Sobre o filme Blow up de Michelangelo Antonioni

CCS, Aula de segunda, 11 setembro 2017

Blow Up, Michelangelo Antonioni

Um fotógrafo que precisa de uma máquina não apenas para fotografar - mas para respirar. Para se afirmar enquanto a pessoa que ele queria ser ou até mesmo que ele era - mas não era ainda – aquela que ele se impedia de ser. Como se a cada clique que ele desse, ele suplicasse algo para a vida - mais vida, talvez – menos do que ele queria – ou mais do que ele poderia ter - uma vida que ele não tinha - uma coleção dela em miniatura depositada num negativo. Cada clique era um pedido de ajuda - uma manifestação da sua tão presente carência - da ausência de tudo que ele aspirava ser.

O olho do fotógrafo era emprestado da câmera fotográfica - ela via e não ele - ele via por procuração - ele via apenas através de sua lente. Após sua intensa investigação em fotografias que testemunharam um assassinato, ele profere as confusas e sequentes falas: acabei de ver um assassinato e, logo após ser questionado sobre o que viu, eu não vi nada. Sua aparente contraditoriedade mostra, também, esse empréstimo tão sério - esse acordo tácito mediante fotógrafo e máquina fotográfica.




Me parece que quem pede, quem faz a lição de casa, quem arregaça as mangas e põe a mão na massa, de alguma forma, ganha algo - não exatamente aquilo que pede - nem do jeito que imaginou - nem quando - mas algo decididamente vem.

Dessa forma, todos os cliques em suas máquinas fotográficas, por serem genuínos pedidos, pareciam ser, essencialmente, tudo que ele podia proferir naqueles momentos; esses momentos eram momentos em que só se podia ser alguém cujas ações se resumem num pedido: momentos de uma vida comum – que não quer ser comum - que merecem nada menos do que pedidos para que se transformem nalgo fora do comum. Os cliques eram, então, displays para esses pedidos que, camuflados em máquinas fotográficas, ferramentas, salas escuras - técnica, enfim - eram, em suma, toda e qualquer fala do jovem fotógrafo! A necessidade de fala, mesmo que sem conteúdo, parecia ser a coisa central – ela o educava, inclusive – ela o vivificava: ele parecia o ser humano mais atento dentre pessoas tão alheias a tudo, tanto que foi capaz de enxergar coisas minúsculas porém poderosas – a técnica passou a ser a vida a ser vivida; mesmo que ele tivesse ares arrogantes e depois, após perder muitas coisas, perdesse também um pouco disso, sua fala não mudou: seu pedido não mudou, muito embora sua forma de pedir tenha mudado – tenha ficado, enfim, humilde.

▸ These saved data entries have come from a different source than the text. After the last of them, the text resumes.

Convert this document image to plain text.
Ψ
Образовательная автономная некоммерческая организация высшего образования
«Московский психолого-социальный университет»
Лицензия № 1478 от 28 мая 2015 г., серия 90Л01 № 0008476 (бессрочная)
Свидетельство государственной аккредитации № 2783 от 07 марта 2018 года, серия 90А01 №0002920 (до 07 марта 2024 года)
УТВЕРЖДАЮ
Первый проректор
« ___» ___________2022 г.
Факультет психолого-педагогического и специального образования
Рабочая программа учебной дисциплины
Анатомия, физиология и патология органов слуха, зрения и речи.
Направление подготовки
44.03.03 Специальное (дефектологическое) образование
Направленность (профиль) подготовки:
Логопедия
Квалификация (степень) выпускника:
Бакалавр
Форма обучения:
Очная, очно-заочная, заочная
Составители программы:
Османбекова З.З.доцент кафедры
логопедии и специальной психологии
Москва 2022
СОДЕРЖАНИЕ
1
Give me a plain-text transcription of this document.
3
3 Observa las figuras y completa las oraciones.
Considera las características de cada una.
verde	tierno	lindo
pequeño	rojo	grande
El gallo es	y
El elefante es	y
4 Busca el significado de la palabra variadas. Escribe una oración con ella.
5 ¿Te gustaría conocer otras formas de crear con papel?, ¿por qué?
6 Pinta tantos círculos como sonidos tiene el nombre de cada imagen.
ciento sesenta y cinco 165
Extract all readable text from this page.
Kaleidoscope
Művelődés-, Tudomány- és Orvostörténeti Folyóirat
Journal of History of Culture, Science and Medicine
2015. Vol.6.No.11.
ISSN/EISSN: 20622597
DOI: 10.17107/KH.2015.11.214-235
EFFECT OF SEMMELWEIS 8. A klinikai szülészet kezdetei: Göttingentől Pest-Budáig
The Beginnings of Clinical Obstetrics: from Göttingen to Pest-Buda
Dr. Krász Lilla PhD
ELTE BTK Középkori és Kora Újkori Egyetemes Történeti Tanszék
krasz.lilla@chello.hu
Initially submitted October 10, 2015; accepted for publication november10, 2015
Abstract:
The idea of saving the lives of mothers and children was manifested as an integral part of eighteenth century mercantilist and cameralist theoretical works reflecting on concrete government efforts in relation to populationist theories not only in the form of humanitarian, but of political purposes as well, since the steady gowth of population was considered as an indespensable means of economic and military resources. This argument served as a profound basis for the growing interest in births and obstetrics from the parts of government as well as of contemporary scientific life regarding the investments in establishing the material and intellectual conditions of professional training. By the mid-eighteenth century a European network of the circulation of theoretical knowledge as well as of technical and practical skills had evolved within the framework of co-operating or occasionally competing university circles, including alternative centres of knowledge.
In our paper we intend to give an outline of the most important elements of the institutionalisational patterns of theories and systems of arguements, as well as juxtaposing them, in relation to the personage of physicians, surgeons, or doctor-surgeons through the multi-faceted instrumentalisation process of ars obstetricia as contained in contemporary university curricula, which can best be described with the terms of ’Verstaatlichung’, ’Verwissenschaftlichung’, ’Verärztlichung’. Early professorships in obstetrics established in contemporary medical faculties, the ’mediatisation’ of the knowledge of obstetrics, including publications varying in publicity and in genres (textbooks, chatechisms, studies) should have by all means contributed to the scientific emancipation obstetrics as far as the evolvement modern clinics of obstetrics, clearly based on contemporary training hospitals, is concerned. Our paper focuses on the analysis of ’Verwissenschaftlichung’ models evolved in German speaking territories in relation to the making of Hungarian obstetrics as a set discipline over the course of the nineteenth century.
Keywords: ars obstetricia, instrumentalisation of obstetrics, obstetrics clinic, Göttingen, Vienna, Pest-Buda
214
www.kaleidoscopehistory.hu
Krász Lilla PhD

Privado de muitas coisas – inclusive de esperanças e suas fotos reveladoras - entregue totalmente ao pertencimento dessa privação - algo que ele não conhecia, talvez - ele se depara com palhaços a jogarem uma bola invisível. Estes fazem a ele um pedido: que ele jogue também a bola invisível. Ele, após muito hesitar, decide ignorar sua insistente dúvida - e também sua máquina - decide deixar de depender dos tão batidos verbos acreditar ou duvidar de algo, passando a simplesmente fazer esse algo - e joga a bola invisível - parece então que seu pedido chegou - ou deu um sinal de que vai chegar - de que ele pode continuar a pedir - aí então, no fim do filme parece haver o começo de algo - quem sabe ele entende toda a especificidade da qual ele tanto correu atrás - ele começa então a fotografar sem usar uma câmera fotográfica - depois que ele joga a bola - que não deixou de ser invisível -, passa-se a ouvir o som ritmado das batidas nas raquetes - também invisíveis.




Há mais uma coisa que preciso dizer – talvez a mais importante – sem a qual, eu não poderia – definitivamente – ver o que vi no filme de hoje: a ação de um pedido, ou as diferentes formas que um pedido pode ter; no que a técnica pode se transformar – nas também diferentes formas que ela pode vir a ter. Sem essa coisa, sem esse amor que sinto – esse amor que aprendi assumir ter – sem o sentido que me sinto obrigada a criar, não só para a vida,mas para mim, que, pobre que sou, ainda não sei ter muitos sentidos diferentes dos que comumente sinto -, sem Rubens na minha vida, sem a rotina apertada, sem os discípulos, eu nunca aprenderia a conjugar o verbo pedir e, mesmo sem ainda saber, a ver as tão coloridas formas que essa conjugação pode vir a ter. Obrigada por me fazer saber que posso transformar meus singulares dias nessa ação – e que ela, que em outros contextos poderia ser tão diversa, pode, aqui, se igualar a outra – a de agradecer.